REGISTRO 6 - Excesso de Avareza
A página está empesteada de mofo e da impressão de uma memória…
A experiência se infiltra do mundo para sua mente aberta…
PELOS OLHOS DE CALUS O IMPULSIVO…
Uma multidão se reuniu para ficar do meu lado, o imperador deles, que logo seria tão mais. Amsot espalhou a notícia da minha chegada, e eles clamaram para serem os primeiros a estar comigo no observatório. Avisto o Guardião e a Luzinha dele também; mais um pedacinho de isca. O Fantasma observa enquanto o Guardião se satisfaz em ficar no fundo. Pena.
Todos vieram para presenciar o zênite dos meus esforços. Sou onipresente. Todos os ângulos visíveis são vistos por estátuas em todos os cantos. Minha carruagem folheada monitora a Coroa atrás de aberrações. Está adornada com ouro do Castelo para meu prazer. Paguei muitas vidas para arrancá-la das garras da Colmeia, mas se dobrou sem dificuldades… a habilidade dela de vincular mentes… e fazer com que se submetam. Vejo meus tributos, Desprezados matraqueando em uníssono. Meus ousados Conselheiros ancoram as psiquês e se preparam para iniciar a comunhão. A grandeza nos aguarda.

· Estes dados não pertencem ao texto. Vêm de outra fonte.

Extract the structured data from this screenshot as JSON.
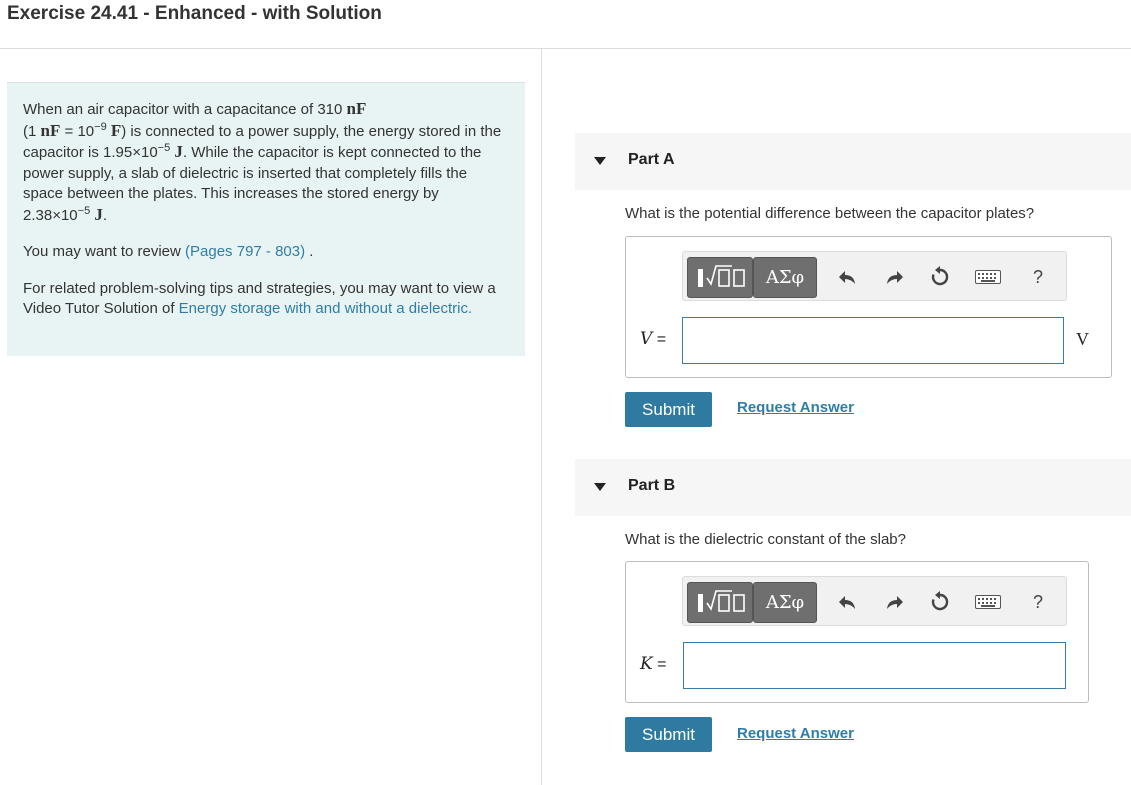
{
  "page": {
    "title": "Exercise 24.41 - Enhanced - with Solution"
  },
  "problem": {
    "p1_a": "When an air capacitor with a capacitance of 310 ",
    "unit_nF": "nF",
    "p1_b": "(1 ",
    "p1_c": " = 10",
    "exp_neg9": "−9",
    "unit_F": "F",
    "p1_d": ") is connected to a power supply, the energy stored in the capacitor is 1.95×10",
    "exp_neg5_a": "−5",
    "unit_J": "J",
    "p1_e": ". While the capacitor is kept connected to the power supply, a slab of dielectric is inserted that completely fills the space between the plates. This increases the stored energy by 2.38×10",
    "exp_neg5_b": "−5",
    "p1_f": ".",
    "review_prefix": "You may want to review ",
    "review_link": "(Pages 797 - 803)",
    "review_suffix": " .",
    "tips_prefix": "For related problem-solving tips and strategies, you may want to view a Video Tutor Solution of ",
    "tips_link": "Energy storage with and without a dielectric",
    "tips_suffix": "."
  },
  "parts": [
    {
      "label": "Part A",
      "question": "What is the potential difference between the capacitor plates?",
      "variable": "V",
      "equals": "=",
      "unit": "V",
      "input_value": "",
      "submit_label": "Submit",
      "request_label": "Request Answer"
    },
    {
      "label": "Part B",
      "question": "What is the dielectric constant of the slab?",
      "variable": "K",
      "equals": "=",
      "input_value": "",
      "submit_label": "Submit",
      "request_label": "Request Answer"
    }
  ],
  "toolbar": {
    "symbols_label": "ΑΣφ",
    "help_label": "?",
    "icons": [
      "templates-icon",
      "greek-symbols-icon",
      "undo-icon",
      "redo-icon",
      "reset-icon",
      "keyboard-icon",
      "help-icon"
    ]
  }
}
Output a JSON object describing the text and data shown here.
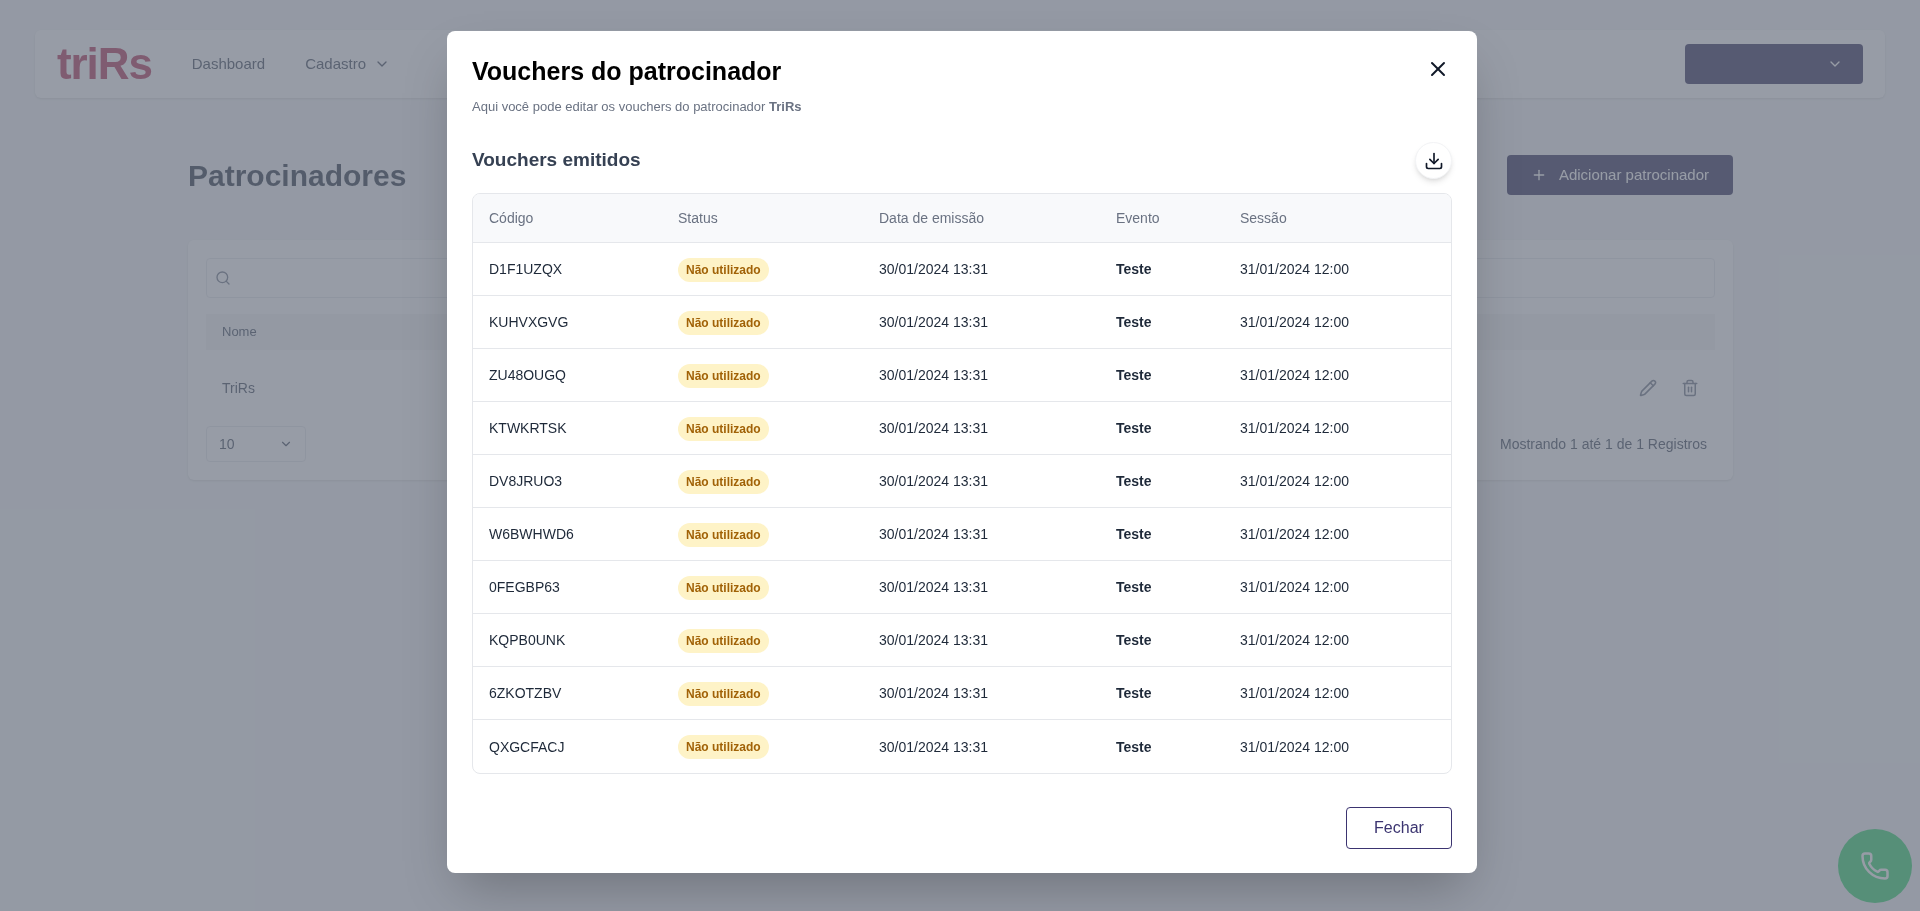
{
  "nav": {
    "logo": "triRs",
    "links": [
      {
        "label": "Dashboard",
        "dropdown": false
      },
      {
        "label": "Cadastro",
        "dropdown": true
      }
    ]
  },
  "page": {
    "title": "Patrocinadores",
    "add_button": "Adicionar patrocinador",
    "table": {
      "columns": [
        "Nome"
      ],
      "rows": [
        [
          "TriRs"
        ]
      ]
    },
    "page_size": "10",
    "summary": "Mostrando 1 até 1 de 1 Registros"
  },
  "modal": {
    "title": "Vouchers do patrocinador",
    "subtitle": "Aqui você pode editar os vouchers do patrocinador **TriRs**",
    "section_title": "Vouchers emitidos",
    "table": {
      "columns": [
        "Código",
        "Status",
        "Data de emissão",
        "Evento",
        "Sessão"
      ],
      "rows": [
        {
          "code": "D1F1UZQX",
          "status": "Não utilizado",
          "issued": "30/01/2024 13:31",
          "event": "Teste",
          "session": "31/01/2024 12:00"
        },
        {
          "code": "KUHVXGVG",
          "status": "Não utilizado",
          "issued": "30/01/2024 13:31",
          "event": "Teste",
          "session": "31/01/2024 12:00"
        },
        {
          "code": "ZU48OUGQ",
          "status": "Não utilizado",
          "issued": "30/01/2024 13:31",
          "event": "Teste",
          "session": "31/01/2024 12:00"
        },
        {
          "code": "KTWKRTSK",
          "status": "Não utilizado",
          "issued": "30/01/2024 13:31",
          "event": "Teste",
          "session": "31/01/2024 12:00"
        },
        {
          "code": "DV8JRUO3",
          "status": "Não utilizado",
          "issued": "30/01/2024 13:31",
          "event": "Teste",
          "session": "31/01/2024 12:00"
        },
        {
          "code": "W6BWHWD6",
          "status": "Não utilizado",
          "issued": "30/01/2024 13:31",
          "event": "Teste",
          "session": "31/01/2024 12:00"
        },
        {
          "code": "0FEGBP63",
          "status": "Não utilizado",
          "issued": "30/01/2024 13:31",
          "event": "Teste",
          "session": "31/01/2024 12:00"
        },
        {
          "code": "KQPB0UNK",
          "status": "Não utilizado",
          "issued": "30/01/2024 13:31",
          "event": "Teste",
          "session": "31/01/2024 12:00"
        },
        {
          "code": "6ZKOTZBV",
          "status": "Não utilizado",
          "issued": "30/01/2024 13:31",
          "event": "Teste",
          "session": "31/01/2024 12:00"
        },
        {
          "code": "QXGCFACJ",
          "status": "Não utilizado",
          "issued": "30/01/2024 13:31",
          "event": "Teste",
          "session": "31/01/2024 12:00"
        }
      ]
    },
    "close_button": "Fechar"
  }
}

Esses observadores: eu os deliciarei.
Bato quatro pares monumentais de palmas. "Vamos… começar."
Volto todos os meus olhares à vasta janela de observação no que as persianas revelam o túmulo de Marte. Elos tentaculares de Treva faseada espiralam do núcleo da anomalia, enlevando tudo de mim… convocando para as profundezas no cerne como ganchos em carne nervosa. Fito o contorcer estimulante. "Sim…"
Meus conselheiros pousam as mãos na Coroa e focalizam cognição por ela. Arrombam as trilhas sinápticas coletivas dos Desprezados e as costuram no tecido da esfera memética da anomalia. A Glykon se esforça contra a atração.
Velocidade investe em direção à anomalia; a realidade em volta se rasga. Aguentamos, suspensos diante do contorcer. Ele preenche a visão toda; Nada logo após a curva. O tempo cessa, o cosmos se arqueia para acomodar minha vontade. Agora.
"Delicie-se em mim. Eu emulei tudo de mim à sua imagem; estendi minha mente para viver por meio de tantos… Ceifei os prazeres e experiências de todos os recipientes. Porém, apesar das minhas variadas perspectivas, ainda vejo apenas pelos meus próprios olhos — e quero mais." Espio o nada de Treva. "Você é… oblívio. Não destruição, mas uma mescla de tudo que se passou. Quero me tornar como você. Me fartar de existência. Cobrar sua promessa de me elevar." Minha risada é louca. Todas as minhas formas se transfixam na anomalia rodopiante. "CONTEMPLE-ME!"
O cosmos se dobra e estala no que eu fico em pé, devolvido à minha débil realidade. Ignorado de novo. Os Desprezados berram nonsense em uníssono. Afogam os sussurros. Não se escuta nada além disso.
Tento alcançar, como você me mostrou em nosso último encontro. Rasgo a mente de cada Desprezado em minha carruagem, procurando você. Nada. Todas as vezes. Então rasgo-lhes os corpos. Arranco espasmódico membro de articulação, mente de crânio, vasculhando sua presença. Procuro até que os berros soam apenas dos cativeiros distantes.
Olho nos olhos de cada tripulante que não desviou o olhar. Neles, eu enxergo. Você. Espiando de volta detrás da tensão: um Observador.
GARRANCHO FRENÉTICO NAS MARGENS DIZ: Escavei um buraco sob a pilha de lixo. Ainda está funcionando, então seja rápido.